ツリーハウスつくろう(2)
今回は、僕が出会い影響を受けた『人』ツリーハウスクリエーター 小林 崇 さんと、その世界について、体験レポートを綴っています。
沖縄で特大のツリーハウス(冒頭画像)を見上げ感動したあの時は、まさか、自分がそれを造った方の下で勉強するとは、想像もしていなかった。
感動は人を動かす。
YADOKARIのマニュフェストにある通り、湧き上がる好奇心に従うと、どうやら世界は驚く程面白くなるようだ。
ツリーハウスクリエーター 小林 崇 さん
スタイルとデザイン、感性をコンセプトにしたツリーハウスを創作する。日本のツリーハウス制作、第一人者。世界中のツリーハウスビルダーや樹木医と交流しながら、最先端の技術やデザイン、樹木学等を学び、ツリーハウス情報を共有している。
いつもと違う視点や発想を得られる木の上の空間、ツリーハウス。 大人が夢中になれる遊びと捉え、夢をあきらめないことや、遊びの中から学ぶことを大切にし、自然で豊かな生き方という価値観を提案している。

【ツリーハウスビルダー養成講座】
この講座は日本ツリーハウス協会が主催する、制作の技術とその利用に関する基礎知識の習得を目的とした、初級者用のプログラムだ。ツリークライミング・ロープワークや木工技術といった実技と、樹木生態学・建築デザイン、ソーシャルデザインといった座学を外部の講師も迎えながら、実際にツリーハウスを制作していく中で学び取っていく。
講座で制作したツリーハウスは地域活性化のシンボル、観光の呼び水として、完成後に地元へ引き渡される。
今回、僕らが講座でツリーハウスを建てるのは、千葉県富津市金谷地区にある鋸山(のこぎりやま)の山中。
この山は、良質石材の産地として、かつて盛んに採石が行われていた。その結果、露出した山肌の岩が、鋸の歯状に見えることから、その名で呼ばれるようになったそうだ。
ツリーハウスビルダーはじめの一歩
講座は、主催である小林 崇さん(ここからは敬意を込めた愛称“コバさん”とお呼びする)のツリーハウス概論の講義から始まった。
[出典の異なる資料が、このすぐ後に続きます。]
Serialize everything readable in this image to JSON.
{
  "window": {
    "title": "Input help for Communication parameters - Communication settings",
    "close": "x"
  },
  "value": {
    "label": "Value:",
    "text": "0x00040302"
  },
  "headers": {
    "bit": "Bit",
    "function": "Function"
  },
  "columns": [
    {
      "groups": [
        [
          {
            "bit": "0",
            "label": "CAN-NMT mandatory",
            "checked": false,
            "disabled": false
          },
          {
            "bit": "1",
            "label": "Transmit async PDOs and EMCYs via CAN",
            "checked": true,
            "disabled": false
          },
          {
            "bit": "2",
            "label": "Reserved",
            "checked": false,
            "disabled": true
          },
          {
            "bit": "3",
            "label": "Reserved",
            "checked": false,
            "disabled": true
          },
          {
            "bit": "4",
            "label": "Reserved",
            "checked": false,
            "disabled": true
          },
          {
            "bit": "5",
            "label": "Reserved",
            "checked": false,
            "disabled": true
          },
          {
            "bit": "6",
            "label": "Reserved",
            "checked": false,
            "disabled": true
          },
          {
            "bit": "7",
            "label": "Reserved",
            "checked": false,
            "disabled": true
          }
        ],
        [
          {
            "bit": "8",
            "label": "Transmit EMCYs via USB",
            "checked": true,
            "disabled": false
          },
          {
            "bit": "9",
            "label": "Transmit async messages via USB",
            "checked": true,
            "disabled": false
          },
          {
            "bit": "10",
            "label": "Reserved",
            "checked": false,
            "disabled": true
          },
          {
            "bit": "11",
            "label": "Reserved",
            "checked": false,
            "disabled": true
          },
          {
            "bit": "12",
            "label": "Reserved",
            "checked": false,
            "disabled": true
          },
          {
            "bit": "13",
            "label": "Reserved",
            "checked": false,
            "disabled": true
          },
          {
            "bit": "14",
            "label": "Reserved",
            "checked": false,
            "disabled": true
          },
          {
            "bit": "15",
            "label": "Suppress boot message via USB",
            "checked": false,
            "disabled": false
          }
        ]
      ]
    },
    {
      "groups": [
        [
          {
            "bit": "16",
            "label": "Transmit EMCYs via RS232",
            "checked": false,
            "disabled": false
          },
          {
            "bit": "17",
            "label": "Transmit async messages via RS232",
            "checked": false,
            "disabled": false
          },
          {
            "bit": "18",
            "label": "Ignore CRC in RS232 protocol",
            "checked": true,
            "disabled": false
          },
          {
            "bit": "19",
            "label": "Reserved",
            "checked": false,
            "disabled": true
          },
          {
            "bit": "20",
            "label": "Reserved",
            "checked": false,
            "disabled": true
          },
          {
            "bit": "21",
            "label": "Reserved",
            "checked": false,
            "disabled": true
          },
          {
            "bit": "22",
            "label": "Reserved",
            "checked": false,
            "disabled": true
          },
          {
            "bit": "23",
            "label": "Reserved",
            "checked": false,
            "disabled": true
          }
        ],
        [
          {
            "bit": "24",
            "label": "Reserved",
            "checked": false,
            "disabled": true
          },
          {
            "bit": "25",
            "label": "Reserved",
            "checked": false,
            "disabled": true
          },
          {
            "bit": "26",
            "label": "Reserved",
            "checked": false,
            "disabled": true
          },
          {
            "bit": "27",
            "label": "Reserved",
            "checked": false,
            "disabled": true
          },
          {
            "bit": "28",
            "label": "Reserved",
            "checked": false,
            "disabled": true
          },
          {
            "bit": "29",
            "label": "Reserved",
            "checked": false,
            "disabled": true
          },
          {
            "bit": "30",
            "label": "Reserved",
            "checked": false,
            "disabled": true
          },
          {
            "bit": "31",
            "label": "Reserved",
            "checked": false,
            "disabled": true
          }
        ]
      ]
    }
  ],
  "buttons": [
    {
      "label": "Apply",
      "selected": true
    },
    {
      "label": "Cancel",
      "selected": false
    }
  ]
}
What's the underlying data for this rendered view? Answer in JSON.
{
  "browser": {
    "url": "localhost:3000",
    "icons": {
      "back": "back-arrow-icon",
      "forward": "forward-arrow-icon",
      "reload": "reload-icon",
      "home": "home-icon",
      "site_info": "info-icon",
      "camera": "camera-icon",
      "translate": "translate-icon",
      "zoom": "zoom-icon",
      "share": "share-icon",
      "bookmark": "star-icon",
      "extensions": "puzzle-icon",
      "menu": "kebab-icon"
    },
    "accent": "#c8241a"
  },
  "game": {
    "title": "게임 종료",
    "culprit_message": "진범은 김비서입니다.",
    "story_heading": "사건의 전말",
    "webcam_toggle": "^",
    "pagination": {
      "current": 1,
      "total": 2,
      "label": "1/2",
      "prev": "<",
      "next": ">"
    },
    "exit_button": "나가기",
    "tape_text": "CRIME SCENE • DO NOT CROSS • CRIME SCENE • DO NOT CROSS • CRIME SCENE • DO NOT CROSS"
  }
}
いよいよツリーハウスビルダー養成講座が開講だ。
【ツリーハウスの歴史】
生きた木を土台に造られる建造物。その起源は東南アジアの民族と言われており、彼らは敵対する他の民族から身を守る為、樹上高く住居を構えた。言わば森のシェルターといったところだろうか。大航海時代、東南アジアに辿り着き、樹上生活民族を見たヨーロッパ人が、宮廷で庭師に再現させた事がきっかけで、ツリーハウスは西洋へと広がっていった。
やがて近代になり、アメリカではベトナム戦争の反対運動をきっかけに「文明を捨てて森へ帰ろう」というヒッピー・ムーブメントが起こった。彼らはバスやティピーで暮らしたが、その一部が樹上生活を始めた。それが今に繋がっている。
歴史から見たツリーハウス文化は、物質文明へのアンチテーゼ、自由の象徴といえる。

日本のツリーハウスの現状
前述の通り、世界では既に成熟したツリーハウス文化があり、日常生活に近いところにそれがある。しかし、日本は欧米ほどの大木が少なく、また土地も限られており、文化としてはまだ根付いていない。まだまだ黎明期と言える。
地面に基礎を打たずに建つツリーハウス。その為、法律的にも非常にあいまいで、個人が私的に自分の土地に建てる分には何の問題無いが、公共空間等では建造物として申請する事が、時に難しい。遊具などとして見られる場合など、自治体によって対応は様々なようだ。
ツリーハウスの魅力
ツリーハウスの魅力は、日常の煩わしさや、過剰な便利さからも隔絶され、なんともいえない非日常感を得られる事にある。
コバさんの言葉で、印象的なものがある。
「僕らの祖先は太古、動物として木の上に住んでいた。そのDNAが今も僕らの身体には受け継がれていて、木の上に裸足で立つと、この足の指は、枝をグリップする為にあったのだろうと感じる事がある。ツリーハウスは、僕らのルーツと強く結びつくのではないだろうか。だからこそ、何かワクワクする感じ、幸せな感じがするのかもしれない」
ツリーハウスの歴史や定義といった概論、そして魅力を一から教わった。しかしビルダーは、樹上に登る事で得られる自由と共に、その危険性も知り、学ぶ責任がある。
僕らはこれから、地球環境と人間生活の基礎的な知識を更に学び、ツリーハウスの有効利用を考えていく。
自由と責任はいつも表裏一体だ、何事も。
ツリーハウスビルダー養成講座は、こうして始まった。